Читаем Любовь и смерть Катерины полностью

Он зажал ручку в зубах и еще немного подумал, а затем в приливе вдохновения приписал спереди: «Тощая».

«Тощая пушистая рыжая кошка перешла дорогу». Ну и глупость получилась. Как может тощая кошка быть пушистой? Или может? Нет, не может! Сеньор Вальдес яростно зачеркнул слово «пушистая».

«Тощая рыжая кошка перешла дорогу».

Теперь ему пришло в голову, что он, возможно, зачеркнул не то слово.

Какое же слово оставить? Тощая? Пушистая? Пушистая? Тощая?

Сеньор Вальдес сделал глоток кофе и склонился над книжкой, положив голову на локоть и тщетно пытаясь совладать с гневом, паникой и чувством глубокого разочарования, бурлившими в груди. На глазах закипали слезы обиды.

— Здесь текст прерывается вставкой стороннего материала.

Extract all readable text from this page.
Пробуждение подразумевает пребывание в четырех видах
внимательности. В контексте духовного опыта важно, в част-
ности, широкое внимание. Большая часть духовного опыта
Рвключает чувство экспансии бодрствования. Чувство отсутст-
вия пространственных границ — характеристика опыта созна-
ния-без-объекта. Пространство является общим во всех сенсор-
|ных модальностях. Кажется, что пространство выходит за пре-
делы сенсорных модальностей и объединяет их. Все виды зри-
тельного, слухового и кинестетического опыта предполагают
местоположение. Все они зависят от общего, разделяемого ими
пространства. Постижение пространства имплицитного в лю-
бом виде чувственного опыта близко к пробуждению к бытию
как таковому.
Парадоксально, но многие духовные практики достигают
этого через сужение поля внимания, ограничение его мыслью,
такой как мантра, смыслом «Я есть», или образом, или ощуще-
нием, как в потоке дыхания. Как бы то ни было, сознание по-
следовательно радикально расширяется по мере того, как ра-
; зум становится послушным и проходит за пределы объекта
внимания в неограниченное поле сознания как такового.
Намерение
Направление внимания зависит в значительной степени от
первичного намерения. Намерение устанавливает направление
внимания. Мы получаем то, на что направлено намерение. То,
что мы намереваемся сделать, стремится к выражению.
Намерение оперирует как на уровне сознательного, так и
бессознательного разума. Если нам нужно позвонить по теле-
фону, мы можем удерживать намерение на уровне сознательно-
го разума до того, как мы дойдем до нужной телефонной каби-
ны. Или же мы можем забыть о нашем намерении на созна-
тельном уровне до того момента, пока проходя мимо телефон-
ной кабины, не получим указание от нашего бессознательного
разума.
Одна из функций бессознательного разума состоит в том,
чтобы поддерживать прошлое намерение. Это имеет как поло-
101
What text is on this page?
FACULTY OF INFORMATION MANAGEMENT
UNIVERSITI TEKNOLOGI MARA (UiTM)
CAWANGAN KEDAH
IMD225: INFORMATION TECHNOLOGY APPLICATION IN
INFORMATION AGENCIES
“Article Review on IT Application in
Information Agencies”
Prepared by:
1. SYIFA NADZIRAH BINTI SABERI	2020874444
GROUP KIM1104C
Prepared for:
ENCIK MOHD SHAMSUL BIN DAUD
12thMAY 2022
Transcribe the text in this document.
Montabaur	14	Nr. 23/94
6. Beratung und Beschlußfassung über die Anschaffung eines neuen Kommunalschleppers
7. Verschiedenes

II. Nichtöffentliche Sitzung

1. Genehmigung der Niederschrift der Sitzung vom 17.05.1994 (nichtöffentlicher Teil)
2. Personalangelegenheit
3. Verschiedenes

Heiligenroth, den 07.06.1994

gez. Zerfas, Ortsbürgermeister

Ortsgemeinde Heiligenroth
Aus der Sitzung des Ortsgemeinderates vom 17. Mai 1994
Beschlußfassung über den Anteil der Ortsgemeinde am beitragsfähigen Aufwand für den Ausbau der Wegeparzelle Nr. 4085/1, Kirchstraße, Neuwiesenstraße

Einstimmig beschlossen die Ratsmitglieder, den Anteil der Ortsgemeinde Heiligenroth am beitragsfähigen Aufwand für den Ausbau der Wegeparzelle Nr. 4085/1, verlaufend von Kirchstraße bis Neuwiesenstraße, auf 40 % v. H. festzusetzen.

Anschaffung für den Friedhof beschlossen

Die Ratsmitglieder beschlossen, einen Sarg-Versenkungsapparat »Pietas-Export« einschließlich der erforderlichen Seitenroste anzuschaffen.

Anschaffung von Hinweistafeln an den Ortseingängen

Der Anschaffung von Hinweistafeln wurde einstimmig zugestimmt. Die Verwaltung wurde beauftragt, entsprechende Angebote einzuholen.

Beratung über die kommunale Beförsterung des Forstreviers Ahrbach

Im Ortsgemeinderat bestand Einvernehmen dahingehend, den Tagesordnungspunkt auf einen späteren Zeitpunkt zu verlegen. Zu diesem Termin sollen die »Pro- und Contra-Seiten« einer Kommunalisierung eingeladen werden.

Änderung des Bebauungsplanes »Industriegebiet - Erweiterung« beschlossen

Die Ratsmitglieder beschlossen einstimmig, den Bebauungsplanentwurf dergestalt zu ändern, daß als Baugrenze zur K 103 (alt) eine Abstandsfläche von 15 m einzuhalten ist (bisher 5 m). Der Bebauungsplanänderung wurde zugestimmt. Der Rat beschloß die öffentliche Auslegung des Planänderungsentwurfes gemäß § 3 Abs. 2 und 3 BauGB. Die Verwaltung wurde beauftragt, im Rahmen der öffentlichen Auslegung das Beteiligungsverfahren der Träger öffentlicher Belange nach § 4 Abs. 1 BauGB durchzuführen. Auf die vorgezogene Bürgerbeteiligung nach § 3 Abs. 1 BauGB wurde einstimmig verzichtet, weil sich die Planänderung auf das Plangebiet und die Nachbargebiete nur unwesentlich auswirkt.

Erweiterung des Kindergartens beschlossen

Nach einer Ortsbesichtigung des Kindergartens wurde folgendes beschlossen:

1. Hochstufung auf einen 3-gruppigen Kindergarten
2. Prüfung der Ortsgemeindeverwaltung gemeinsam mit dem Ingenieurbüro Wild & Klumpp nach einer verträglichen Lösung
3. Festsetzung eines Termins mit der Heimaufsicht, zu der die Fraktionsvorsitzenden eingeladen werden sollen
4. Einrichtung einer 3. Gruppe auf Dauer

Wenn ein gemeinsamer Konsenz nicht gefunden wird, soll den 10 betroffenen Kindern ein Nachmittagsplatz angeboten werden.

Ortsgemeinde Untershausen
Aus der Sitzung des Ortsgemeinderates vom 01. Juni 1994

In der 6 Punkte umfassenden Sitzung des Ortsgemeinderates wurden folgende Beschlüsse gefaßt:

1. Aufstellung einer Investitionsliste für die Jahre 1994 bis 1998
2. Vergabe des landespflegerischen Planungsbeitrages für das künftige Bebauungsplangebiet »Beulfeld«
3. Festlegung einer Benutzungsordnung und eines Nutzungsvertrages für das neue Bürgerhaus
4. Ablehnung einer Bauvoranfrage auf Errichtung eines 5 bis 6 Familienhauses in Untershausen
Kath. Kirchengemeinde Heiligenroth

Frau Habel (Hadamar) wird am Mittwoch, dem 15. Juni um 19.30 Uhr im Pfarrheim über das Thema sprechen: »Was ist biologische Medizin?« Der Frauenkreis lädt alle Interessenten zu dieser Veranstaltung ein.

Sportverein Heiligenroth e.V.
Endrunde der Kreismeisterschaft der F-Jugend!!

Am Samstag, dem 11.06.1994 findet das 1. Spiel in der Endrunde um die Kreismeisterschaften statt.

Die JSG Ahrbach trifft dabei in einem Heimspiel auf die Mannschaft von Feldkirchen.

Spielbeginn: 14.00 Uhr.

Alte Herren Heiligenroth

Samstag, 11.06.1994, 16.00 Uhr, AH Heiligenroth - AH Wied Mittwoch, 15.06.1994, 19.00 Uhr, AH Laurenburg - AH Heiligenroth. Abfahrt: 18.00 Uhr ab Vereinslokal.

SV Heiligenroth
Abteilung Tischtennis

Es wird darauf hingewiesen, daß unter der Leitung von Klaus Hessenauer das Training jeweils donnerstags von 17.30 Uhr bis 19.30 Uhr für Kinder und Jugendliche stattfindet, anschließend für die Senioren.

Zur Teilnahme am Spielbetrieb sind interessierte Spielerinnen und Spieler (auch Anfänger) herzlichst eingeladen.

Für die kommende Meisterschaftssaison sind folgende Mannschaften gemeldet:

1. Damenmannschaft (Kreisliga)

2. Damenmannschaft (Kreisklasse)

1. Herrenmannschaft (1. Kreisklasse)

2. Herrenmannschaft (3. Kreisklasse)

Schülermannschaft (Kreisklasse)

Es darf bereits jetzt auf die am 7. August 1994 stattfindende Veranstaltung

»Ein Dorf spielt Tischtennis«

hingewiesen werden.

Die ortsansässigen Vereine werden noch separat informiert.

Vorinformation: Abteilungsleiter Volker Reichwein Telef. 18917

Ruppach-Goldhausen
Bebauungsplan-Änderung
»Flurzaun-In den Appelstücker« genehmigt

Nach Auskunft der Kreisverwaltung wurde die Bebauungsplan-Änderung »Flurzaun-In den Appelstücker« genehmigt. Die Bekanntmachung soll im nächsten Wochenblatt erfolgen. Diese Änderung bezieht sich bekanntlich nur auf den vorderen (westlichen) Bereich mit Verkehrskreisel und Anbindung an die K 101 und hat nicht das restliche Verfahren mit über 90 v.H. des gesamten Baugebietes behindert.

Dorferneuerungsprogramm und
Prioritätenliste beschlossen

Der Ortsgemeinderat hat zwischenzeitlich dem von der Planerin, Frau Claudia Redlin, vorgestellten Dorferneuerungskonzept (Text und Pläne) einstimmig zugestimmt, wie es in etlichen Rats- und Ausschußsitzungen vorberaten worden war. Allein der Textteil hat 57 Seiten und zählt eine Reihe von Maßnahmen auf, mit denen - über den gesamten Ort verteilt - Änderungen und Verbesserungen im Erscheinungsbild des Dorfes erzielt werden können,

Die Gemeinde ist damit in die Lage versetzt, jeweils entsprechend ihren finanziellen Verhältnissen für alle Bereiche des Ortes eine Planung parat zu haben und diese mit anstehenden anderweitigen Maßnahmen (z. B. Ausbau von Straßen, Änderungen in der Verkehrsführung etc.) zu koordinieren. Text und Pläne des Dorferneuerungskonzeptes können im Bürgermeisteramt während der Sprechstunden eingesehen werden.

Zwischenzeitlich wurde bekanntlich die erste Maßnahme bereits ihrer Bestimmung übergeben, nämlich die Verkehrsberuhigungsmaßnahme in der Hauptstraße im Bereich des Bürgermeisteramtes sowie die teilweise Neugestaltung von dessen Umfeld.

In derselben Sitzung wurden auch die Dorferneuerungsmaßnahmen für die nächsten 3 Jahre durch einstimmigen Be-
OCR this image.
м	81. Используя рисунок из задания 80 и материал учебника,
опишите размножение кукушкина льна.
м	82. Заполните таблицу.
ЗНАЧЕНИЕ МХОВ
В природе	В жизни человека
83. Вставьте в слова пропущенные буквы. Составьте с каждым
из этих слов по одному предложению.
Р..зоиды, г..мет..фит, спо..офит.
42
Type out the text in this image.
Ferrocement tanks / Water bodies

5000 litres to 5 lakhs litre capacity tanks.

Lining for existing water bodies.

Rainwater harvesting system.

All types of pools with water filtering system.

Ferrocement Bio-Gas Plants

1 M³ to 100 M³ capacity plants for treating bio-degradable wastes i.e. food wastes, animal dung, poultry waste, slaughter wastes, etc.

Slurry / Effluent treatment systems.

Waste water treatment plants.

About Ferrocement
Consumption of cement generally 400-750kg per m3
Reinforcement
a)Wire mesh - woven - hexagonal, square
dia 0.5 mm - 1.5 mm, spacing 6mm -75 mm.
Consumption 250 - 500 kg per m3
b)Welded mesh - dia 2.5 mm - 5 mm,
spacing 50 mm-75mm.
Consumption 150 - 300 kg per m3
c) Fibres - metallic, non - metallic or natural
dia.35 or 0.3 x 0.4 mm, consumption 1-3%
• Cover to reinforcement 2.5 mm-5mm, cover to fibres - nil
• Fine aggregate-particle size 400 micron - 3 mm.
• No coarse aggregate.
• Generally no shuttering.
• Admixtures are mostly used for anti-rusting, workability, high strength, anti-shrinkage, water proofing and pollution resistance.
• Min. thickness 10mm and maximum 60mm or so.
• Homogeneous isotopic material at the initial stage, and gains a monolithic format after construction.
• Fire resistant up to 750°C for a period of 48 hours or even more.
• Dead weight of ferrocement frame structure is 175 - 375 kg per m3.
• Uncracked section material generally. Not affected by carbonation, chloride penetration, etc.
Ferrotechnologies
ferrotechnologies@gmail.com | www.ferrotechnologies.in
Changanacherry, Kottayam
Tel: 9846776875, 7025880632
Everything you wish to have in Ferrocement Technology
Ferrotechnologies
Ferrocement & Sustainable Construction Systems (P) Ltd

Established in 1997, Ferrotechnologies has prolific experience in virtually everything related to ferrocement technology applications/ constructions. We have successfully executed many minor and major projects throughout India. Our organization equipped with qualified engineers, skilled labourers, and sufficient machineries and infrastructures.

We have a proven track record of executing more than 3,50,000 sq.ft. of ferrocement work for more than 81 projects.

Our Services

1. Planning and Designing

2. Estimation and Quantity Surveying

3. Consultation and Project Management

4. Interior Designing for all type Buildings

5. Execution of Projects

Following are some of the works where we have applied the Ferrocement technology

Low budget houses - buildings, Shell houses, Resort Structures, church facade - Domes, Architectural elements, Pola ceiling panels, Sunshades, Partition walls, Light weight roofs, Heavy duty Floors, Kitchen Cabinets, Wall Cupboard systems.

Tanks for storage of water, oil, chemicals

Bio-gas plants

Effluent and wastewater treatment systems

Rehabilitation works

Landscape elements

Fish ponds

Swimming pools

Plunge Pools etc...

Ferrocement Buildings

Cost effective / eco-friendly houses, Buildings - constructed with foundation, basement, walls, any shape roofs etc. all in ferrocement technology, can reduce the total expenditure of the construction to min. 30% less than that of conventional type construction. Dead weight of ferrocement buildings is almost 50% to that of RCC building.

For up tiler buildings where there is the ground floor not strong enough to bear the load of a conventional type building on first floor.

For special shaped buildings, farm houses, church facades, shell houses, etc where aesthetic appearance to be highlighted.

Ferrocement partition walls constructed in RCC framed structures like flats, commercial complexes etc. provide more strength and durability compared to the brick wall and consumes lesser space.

Сеньор Вальдес откинулся на спинку стула и с усталым вздохом провел руками по лицу. Когда он отвел руки, у его столика стояла женщина.

— Привет, Чиано, — сказала она.

— Здравствуй, Мария. Ты сегодня хорошо выглядишь. — И это была сущая правда.

Туфельки на фигурных каблучках, платье цвета опавших листьев с низким вырезом, открывавшим взору загорелую грудь и шею, обвитую несколькими рядами бус. Платье было ей чуть тесновато в бедрах, и сеньор Вальдес с грустью подумал, что через пару лет красота Марии пойдет на спад. Но, хвала Всевышнему, пока она была в полном расцвете, мерцала и переливалась красотой, как ракушка на пляже. Мария предпочитала одежду коричневых оттенков, от охристых или янтарных цветов до кремовых, светло-бежевых, или — если была в настроении — темных, почти черных лакричных тонов, которые также, если присмотреться, происходят от коричневого. На плечах Марии лежал длинный струящийся шелковый шарф в кофейно-молочной гамме, украшенный бахромой из дикого жемчуга, а ее бижутерия, как обычно, призвана была шокировать обывателя. Мария всегда носила украшения, будто сделанные детьми-индейцами, — нанизанные на нитку полированные ракушки, сухие, покрытые лаком плоды деревьев. Однако сеньор Вальдес был уверен, что, если бы Мария явилась к подружкам на кофе с высушенным детским черепом на кожаном ремешке вместо ожерелья, никто бы ей и слова не сказал. Наоборот, все женщины отправились бы домой в ужасном волнении и пилили бы своих мужей, пока те не достали бы и им сушеные детские головы.

Мария не снимала побрякушки даже в постели, даже будучи нагой. Поэтому, когда они встречались на улице, ожерелья заставляли Вальдеса вспоминать ее великолепную наготу, будто она была жрицей древнего культа в ожидании приношений, готовая омыться в ванне из крови принесенных ей в жертву мужчин.

— И что, ты не собираешься пригласить меня присесть? — спросила она. Полные губы ее слегка изогнулись в обиженной гримаске.

— Ну конечно, извини! — Сеньор Вальдес встал и отодвинул стул. — Сеньора, позвольте предложить вам выпить. Чего изволите?

— Горячую воду с лимоном. Мне надо следить за фигурой.

Сеньор Вальдес поднял руку в папском жесте благословения, и рядом с ним возник официант.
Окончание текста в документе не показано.